It was nice though, when the man with the pretty red eyes stopped to talk to her and Nana, the tip of his mitten tickling her chin. "'Ello, Pabel," she murmured sleepily, a tiny, sweet smile just for him as she peered up from her Nana's shoulder.
Antonina had always seen a strange sadness in Pavel when he looked at her, and tonight there was fresh hurt there too, just like in her Nana's eyes. This made his smile for her all the nicer, even if he had to make his lips turn upward. Antonina fervently believed Pavel was a man made for smiles, no matter how rare they might be. That only made them more special.
"Vasily is inside the inn, Pavel," Nadejda replied gently, knowing very well the effort that single question cost him - and loving this good, decent young man all the more for it. For all that her daughter's life was cut far too short, she knew well those days had been all the sweeter for the love of two such fine men. Nadejda sighed wistfully. Anna's choice was not one she had ever envied her daughter.
"He worried for what small eyes ought not see within," she added meaningfully, with a curt, almost imperceptible nod toward to the golden-haired head still resting on her shoulder.
"And 'Nina and I are fine, just fine. Sergei... " Nadejda's voice caught at the name, her words lashed to painful hooks that wanted to tear at her throat. The elder woman looked away from Pavel for a moment, to the well-trampled snow at their feet, blinking the stinging tears away quickly. She could not upset little 'Nina, not now, not when the little girl's body had finally stopped shaking with every sob-choked breath. Nadejda took a breath of her own - a cold, bracing breath that shored her sore, aching heart - and then took hold of herself as she slowly let that breath go.
"Sergei took care of us, protected us." She finished that sentence, the grim lines etched deep about her mouth saying all she simply could not at the moment.
"Thank you, thank you Pavel for your kindness. We will simply wait for Vasily a while longer before we go inside - but my goodness, you must head inside yourself! Where in the world is your coat? You'll catch your death of a cold!" And even as those words passed her lips in a cloud of frozen breath, an uncertain, unnamed dread overcame her, darkening her forest-hued gaze with a foreboding premonition.
"Pavel, where is your father?" she asked, needing only the space of a heartbeat to see her fears confirmed in the honest face of the dear young man she'd known all his life, who she had cradled in her arms when he was only a wee babe. Her heart ached for Pavel all over again, seeing this new fresh hurt there now, overlaying all the old.

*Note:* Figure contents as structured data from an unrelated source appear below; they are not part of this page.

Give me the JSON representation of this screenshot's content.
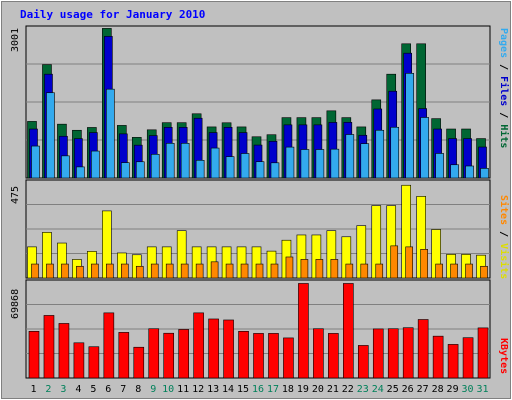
{
  "chart_data": [
    {
      "type": "bar",
      "title": "Daily usage for January 2010",
      "categories": [
        "1",
        "2",
        "3",
        "4",
        "5",
        "6",
        "7",
        "8",
        "9",
        "10",
        "11",
        "12",
        "13",
        "14",
        "15",
        "16",
        "17",
        "18",
        "19",
        "20",
        "21",
        "22",
        "23",
        "24",
        "25",
        "26",
        "27",
        "28",
        "29",
        "30",
        "31"
      ],
      "weekend_days": [
        "2",
        "3",
        "9",
        "10",
        "16",
        "17",
        "23",
        "24",
        "30",
        "31"
      ],
      "ymax_label": "3001",
      "ylim": [
        0,
        3001
      ],
      "series": [
        {
          "name": "Hits",
          "color": "#006633",
          "values": [
            1132,
            2268,
            1077,
            955,
            1011,
            2993,
            1052,
            813,
            964,
            1107,
            1107,
            1285,
            1022,
            1105,
            1022,
            825,
            866,
            1208,
            1208,
            1208,
            1344,
            1208,
            1022,
            1563,
            2077,
            2685,
            2685,
            1188,
            980,
            980,
            789
          ]
        },
        {
          "name": "Files",
          "color": "#0000cc",
          "values": [
            980,
            2077,
            835,
            788,
            909,
            2834,
            883,
            657,
            849,
            1014,
            1014,
            1196,
            909,
            1014,
            909,
            659,
            734,
            1063,
            1063,
            1063,
            1112,
            1114,
            855,
            1381,
            1736,
            2497,
            1389,
            980,
            789,
            789,
            620
          ]
        },
        {
          "name": "Pages",
          "color": "#33aaee",
          "values": [
            639,
            1706,
            443,
            222,
            539,
            1777,
            307,
            325,
            474,
            694,
            694,
            354,
            599,
            427,
            490,
            326,
            304,
            618,
            570,
            570,
            577,
            870,
            687,
            955,
            1015,
            2094,
            1211,
            491,
            265,
            240,
            192
          ]
        }
      ],
      "legend": [
        "Pages",
        "Files",
        "Hits"
      ]
    },
    {
      "type": "bar",
      "ymax_label": "475",
      "ylim": [
        0,
        475
      ],
      "series": [
        {
          "name": "Visits",
          "color": "#ffff00",
          "values": [
            154,
            226,
            173,
            92,
            132,
            332,
            124,
            115,
            154,
            154,
            234,
            154,
            154,
            154,
            154,
            154,
            133,
            187,
            213,
            213,
            234,
            204,
            259,
            358,
            358,
            459,
            404,
            240,
            117,
            117,
            113
          ]
        },
        {
          "name": "Sites",
          "color": "#ff8800",
          "values": [
            69,
            69,
            69,
            58,
            69,
            69,
            69,
            58,
            69,
            69,
            69,
            69,
            80,
            69,
            69,
            69,
            69,
            104,
            92,
            92,
            92,
            69,
            69,
            69,
            159,
            154,
            142,
            69,
            69,
            69,
            58
          ]
        }
      ],
      "legend": [
        "Sites",
        "Visits"
      ]
    },
    {
      "type": "bar",
      "ymax_label": "69868",
      "ylim": [
        0,
        69868
      ],
      "series": [
        {
          "name": "KBytes",
          "color": "#ff0000",
          "values": [
            33990,
            45530,
            39700,
            25620,
            22760,
            47400,
            33200,
            22400,
            35870,
            32590,
            35330,
            47400,
            42960,
            42230,
            33990,
            32450,
            32450,
            29170,
            68800,
            35870,
            32450,
            68800,
            23700,
            35730,
            35870,
            36600,
            42570,
            30450,
            24450,
            29320,
            36470
          ]
        }
      ],
      "legend": [
        "KBytes"
      ]
    }
  ]
}
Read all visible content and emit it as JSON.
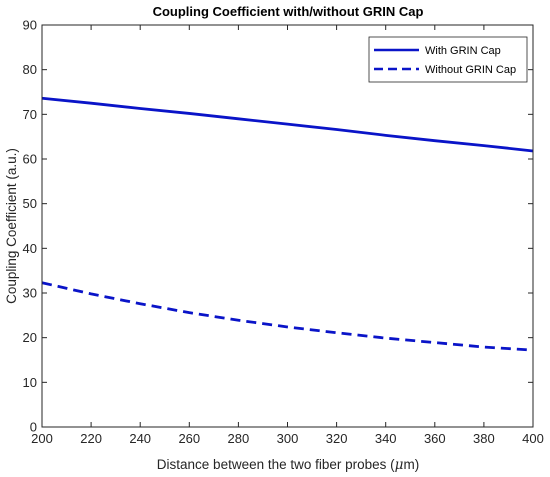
{
  "chart_data": {
    "type": "line",
    "title": "Coupling Coefficient with/without GRIN Cap",
    "xlabel_main": "Distance between the two fiber probes (",
    "xlabel_unit": "μ",
    "xlabel_tail": "m)",
    "ylabel": "Coupling Coefficient (a.u.)",
    "xlim": [
      200,
      400
    ],
    "ylim": [
      0,
      90
    ],
    "xticks": [
      200,
      220,
      240,
      260,
      280,
      300,
      320,
      340,
      360,
      380,
      400
    ],
    "yticks": [
      0,
      10,
      20,
      30,
      40,
      50,
      60,
      70,
      80,
      90
    ],
    "legend_position": "top-right",
    "x": [
      200,
      220,
      240,
      260,
      280,
      300,
      320,
      340,
      360,
      380,
      400
    ],
    "series": [
      {
        "name": "With GRIN Cap",
        "style": "solid",
        "color": "#0a14c8",
        "values": [
          73.6,
          72.5,
          71.3,
          70.2,
          69.0,
          67.8,
          66.6,
          65.3,
          64.1,
          63.0,
          61.8
        ]
      },
      {
        "name": "Without GRIN Cap",
        "style": "dashed",
        "color": "#0a14c8",
        "values": [
          32.3,
          29.8,
          27.6,
          25.6,
          23.9,
          22.4,
          21.1,
          19.9,
          18.9,
          17.9,
          17.2
        ]
      }
    ]
  }
}
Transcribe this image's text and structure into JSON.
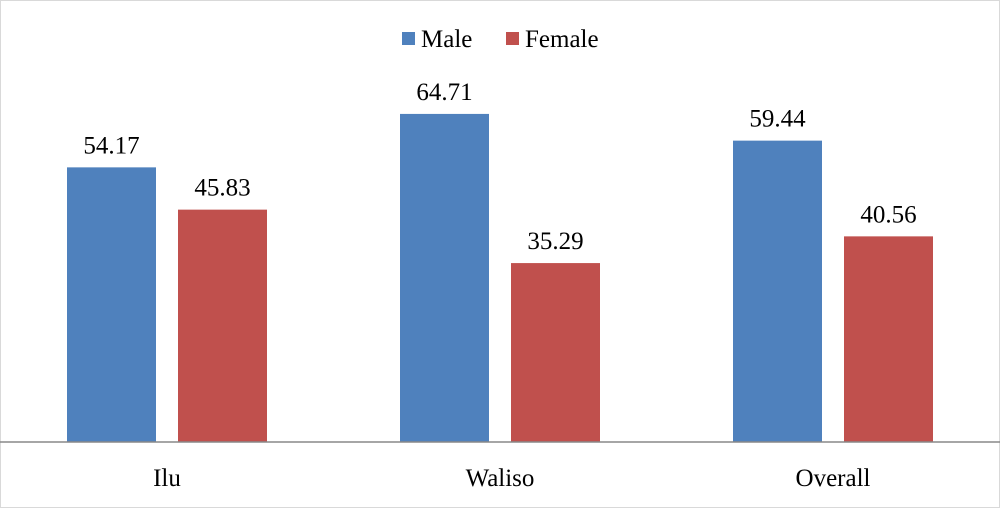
{
  "chart_data": {
    "type": "bar",
    "categories": [
      "Ilu",
      "Waliso",
      "Overall"
    ],
    "series": [
      {
        "name": "Male",
        "values": [
          54.17,
          64.71,
          59.44
        ],
        "color": "#4F81BD"
      },
      {
        "name": "Female",
        "values": [
          45.83,
          35.29,
          40.56
        ],
        "color": "#C0504D"
      }
    ],
    "ylim": [
      0,
      80
    ],
    "grid": false,
    "legend_position": "top-center",
    "data_labels": true
  }
}
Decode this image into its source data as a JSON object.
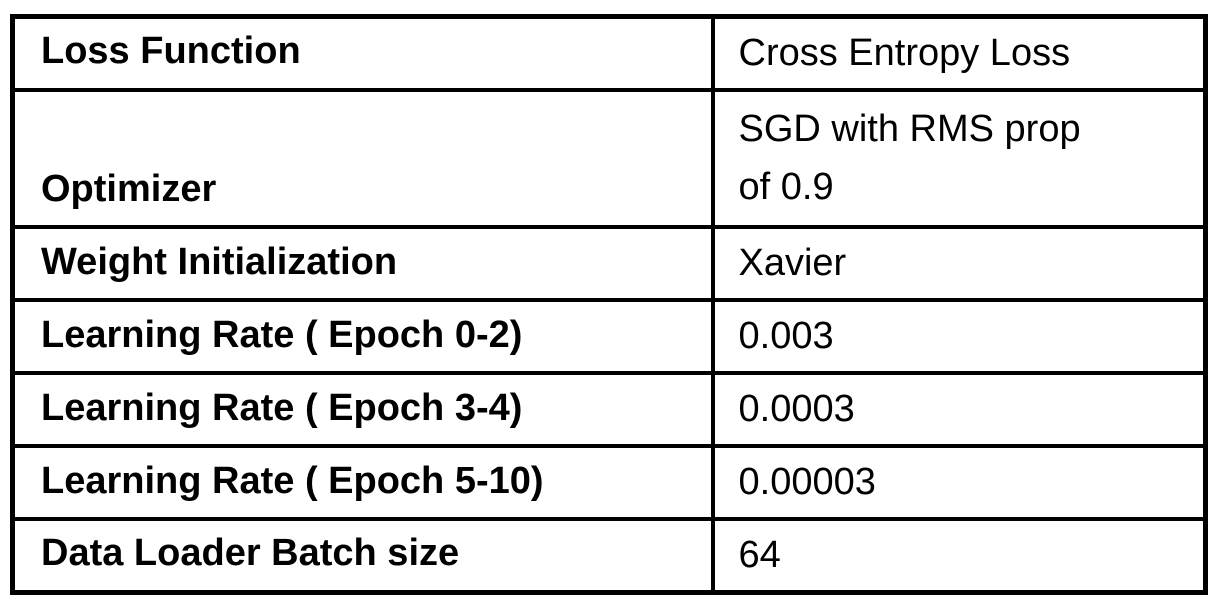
{
  "colors": {
    "border": "#000000",
    "text": "#000000",
    "background": "#ffffff"
  },
  "chart_data": {
    "type": "table",
    "has_header_row": false,
    "columns_count": 2,
    "layout": {
      "label_column_bold": true,
      "grid": "all-borders-black",
      "tall_row_index": 1
    },
    "rows": [
      {
        "label": "Loss Function",
        "value": "Cross Entropy Loss"
      },
      {
        "label": "Optimizer",
        "value": "SGD with RMS prop of 0.9"
      },
      {
        "label": "Weight Initialization",
        "value": "Xavier"
      },
      {
        "label": "Learning Rate ( Epoch 0-2)",
        "value": "0.003"
      },
      {
        "label": "Learning Rate ( Epoch 3-4)",
        "value": "0.0003"
      },
      {
        "label": "Learning Rate ( Epoch 5-10)",
        "value": "0.00003"
      },
      {
        "label": "Data Loader Batch size",
        "value": "64"
      }
    ]
  }
}
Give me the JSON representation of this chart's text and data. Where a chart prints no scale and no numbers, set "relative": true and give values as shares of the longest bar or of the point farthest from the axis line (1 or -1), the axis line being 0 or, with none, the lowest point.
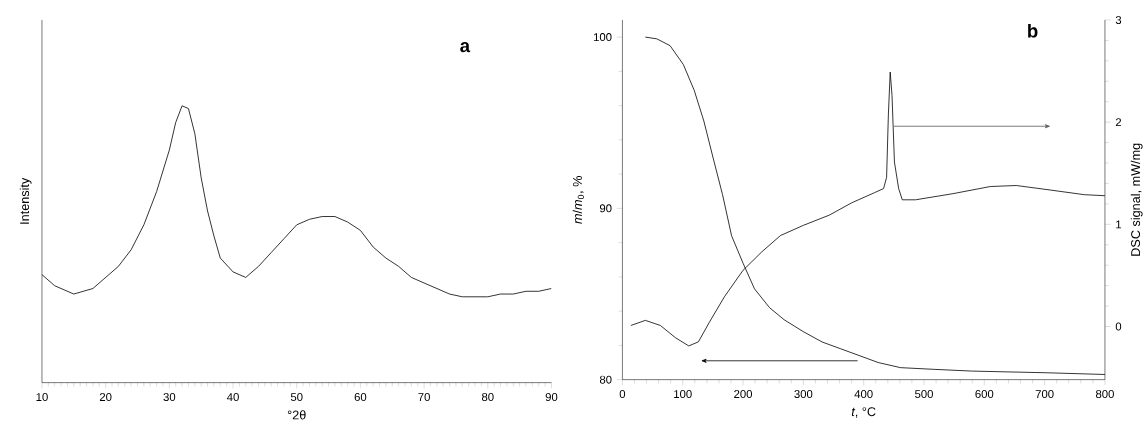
{
  "chart_data": [
    {
      "type": "line",
      "title": "a",
      "xlabel": "°2θ",
      "ylabel": "Intensity",
      "relative": true,
      "color": "#000000",
      "xlim": [
        10,
        90
      ],
      "xticks": [
        10,
        20,
        30,
        40,
        50,
        60,
        70,
        80,
        90
      ],
      "x": [
        10,
        12,
        15,
        18,
        20,
        22,
        24,
        26,
        28,
        30,
        31,
        32,
        33,
        34,
        35,
        36,
        37,
        38,
        40,
        42,
        44,
        46,
        48,
        50,
        52,
        54,
        56,
        58,
        60,
        62,
        64,
        66,
        68,
        70,
        72,
        74,
        76,
        78,
        80,
        82,
        84,
        86,
        88,
        90
      ],
      "values": [
        0.39,
        0.35,
        0.32,
        0.34,
        0.38,
        0.42,
        0.48,
        0.57,
        0.69,
        0.84,
        0.94,
        1.0,
        0.99,
        0.9,
        0.74,
        0.62,
        0.53,
        0.45,
        0.4,
        0.38,
        0.42,
        0.47,
        0.52,
        0.57,
        0.59,
        0.6,
        0.6,
        0.58,
        0.55,
        0.49,
        0.45,
        0.42,
        0.38,
        0.36,
        0.34,
        0.32,
        0.31,
        0.31,
        0.31,
        0.32,
        0.32,
        0.33,
        0.33,
        0.34
      ]
    },
    {
      "type": "line",
      "title": "b",
      "xlabel": "*t*, °C",
      "ylabel": "*m*/*m*$_{0}$, %",
      "y2label": "DSC signal, mW/mg",
      "xlim": [
        0,
        800
      ],
      "xticks": [
        0,
        100,
        200,
        300,
        400,
        500,
        600,
        700,
        800
      ],
      "ylim": [
        80,
        101
      ],
      "yticks": [
        80,
        90,
        100
      ],
      "y2lim": [
        -0.52,
        3
      ],
      "y2ticks": [
        0,
        1,
        2,
        3
      ],
      "series": [
        {
          "color": "#000000",
          "x": [
            38,
            57,
            79,
            101,
            119,
            135,
            150,
            166,
            181,
            200,
            219,
            244,
            268,
            300,
            331,
            362,
            393,
            424,
            461,
            517,
            579,
            641,
            704,
            800
          ],
          "values": [
            100,
            99.9,
            99.5,
            98.4,
            96.9,
            95.1,
            93.0,
            90.8,
            88.4,
            86.8,
            85.3,
            84.2,
            83.5,
            82.8,
            82.2,
            81.8,
            81.4,
            81.0,
            80.7,
            80.6,
            80.5,
            80.45,
            80.4,
            80.3
          ]
        },
        {
          "color": "#000000",
          "axis": "y2",
          "x": [
            14,
            38,
            63,
            88,
            110,
            126,
            144,
            169,
            200,
            231,
            262,
            300,
            343,
            380,
            418,
            433,
            438,
            441,
            444,
            447,
            451,
            458,
            464,
            486,
            548,
            610,
            653,
            704,
            766,
            800
          ],
          "values": [
            0.01,
            0.06,
            0.01,
            -0.11,
            -0.19,
            -0.15,
            0.04,
            0.29,
            0.55,
            0.73,
            0.89,
            0.99,
            1.09,
            1.21,
            1.31,
            1.35,
            1.46,
            2.08,
            2.49,
            2.26,
            1.61,
            1.35,
            1.24,
            1.24,
            1.3,
            1.37,
            1.38,
            1.34,
            1.29,
            1.28
          ]
        }
      ]
    }
  ]
}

There was a time, so many years past, when her Sergei and Pavel's father Mikhail had been the closest of friends, inseparable as brothers; and oh how she had adored his wife Alla, her dearest friend from the time they were two giggly school girls! Their families may not have been close kith and kin, but the love amongst them was no less true.
And yet...
And yet that love was not enough. No love - not even Pavel's - had been enough after Alla and her babe died. Mikhail had fallen so low, into a pit of black despair no one and nothing but the oblivion of drink could fill... No.
No, "fallen" was not the right word for what their old family friend had done to himself when Alla died. "Fallen" implied an accidental slip, a misstep, a wrong turn even. But in truth, Mikhail had been killing himself by slow, deliberate and agonizing degrees, drowning in drink, heedless of the day-to-day cruelty witnessing this living death inflicted on his only son.
But no, no that could not have lessened Pavel's grief when the true end finally came.
"Oh, sweet boy," Nadejda whispered, shifting Antonina just so as her mitten-clad hand lifted to lovingly cradle Pavel's cheek. "I am so sorry."
Vasily said nothing at all when Oskar sprinted to his sister, though there was no small lightening of all the worries that weighted his chest at the sight of the eternally, delightfully defiant Oksana. Oh, he could see well that she was injured, hurting and swaying on her feet unsteady as a newborn fawn, but he was suddenly torn between the urge to chuckle warmly at her charmingly obstinate denials; and simply rolling his eyes, tossing up his hands, as helpless as anyone in this world had ever been, to move the willful young woman.
All Vasily could really do was send a sympathetic glance to Petya who, thankfully, was far closer than he to the woman whose legs were about to fail her completely -
- Although Oskar might be the far better choice to make this next catch of his wayward sister. A dark storm cloud of emotion came over Vasily's face as he watched brother and sister, knowing all too well the heartrending news Oksana had yet to receive.